I understand If I have two loss functions in different parts of the network, I’ll have use retain_graph. What if I add both the losses and do total_loss.backward() ?

for example:

Rather than

loss1.backward(retain_graph=True)
loss2.backward()
opt.step()

I would just do

total_loss = loss1 + loss2
total_loss.backward()
opt.step()

smth · April 10, 2018, 4:09am

@devansh20la that is pretty legit and works well.

PetrusKe · April 16, 2018, 12:24pm

Hi, @smth ,
I just started to use pytorch recently. And I also comfuse about above problem.
And I think above two ways may not same?

While use:
loss1.backward(retain_graph=True)
_ loss2.backward()_
_ opt.step()_
the layers between loss1 and loss2 will only calculate gradients from loss2.
and the layers before loss1 will calculate gradientes as sum of loss1+loss2

but if use:
total_loss = loss1 + loss2
_ total_loss.backward()_
_ opt.step()_
all layers will calculate gradient by using loss_value = loss1 + loss2

What do you think about it?

devansh20la · July 6, 2018, 1:30pm

derivative of weights of model 2 wrt to loss 1 would be zero.

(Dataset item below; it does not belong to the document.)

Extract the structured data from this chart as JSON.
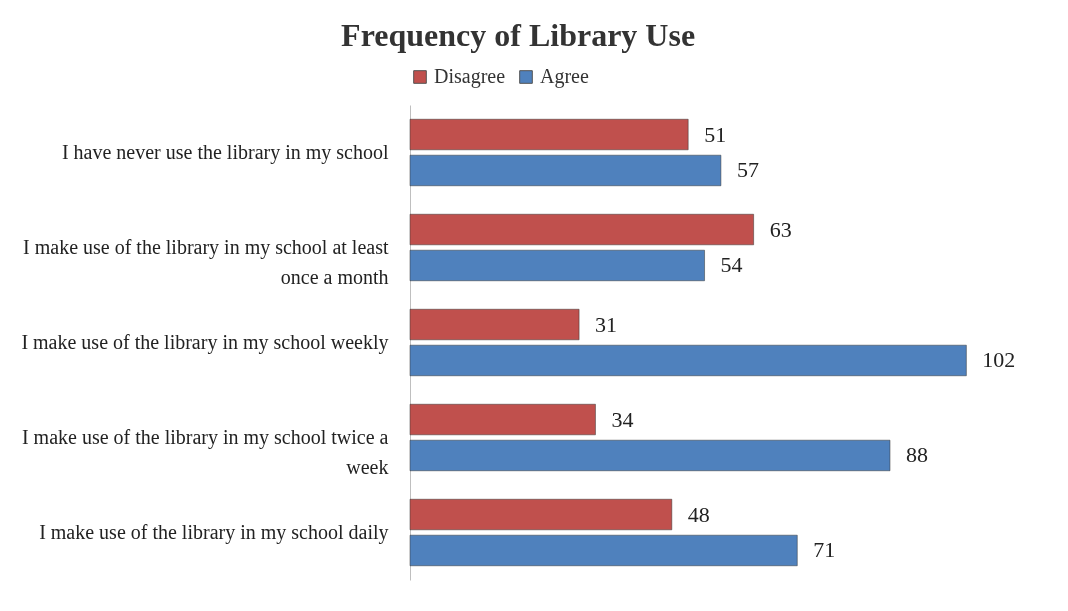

STU · February 24, 2019, 7:17am

‘loss1.backward(retain_graph=True)’ will update the model-1’s parameters,
when we do loss2.backward(), will update the model-1?

STU · February 24, 2019, 7:26am

we need the variables or the part of computational graph of model-1, but we won’t update it’s parameters? e.g. in GAN. Are there any mistakes with my understanding?

devansh20la · February 24, 2019, 7:31am

Yes, it will update model1 parameters. Gradients from loss2 will flow all the way to model1.

Insight_Gong · October 1, 2019, 4:32am

So what’s the difference between these 2 methods?
I don’t know how the loss1+loss2 is trying to backward.
Do they have diff? What’s the diff?

Insight_Gong · October 1, 2019, 5:44am

As far as I think, loss = loss1 + loss2 will compute grads for all params, for params used in both l1 and l2, it sum the grads, then using backward() to get grad.
Meanwhile, loss1.backward() and loss2.backward() means seperately compute grads in loss1 and loss2, and get grads themselves.

The diff is that: When using optimizer to update step size using gd method, sum(loss).backward() using only 1 optimizer with sum of grads; and l1, l2 using 1 optimizer(or even 2 optimizer) to compute step-size based on the grads, for params which l1 and l2 owns in public, maybe the step-size is depended on l2 loss(which computes later).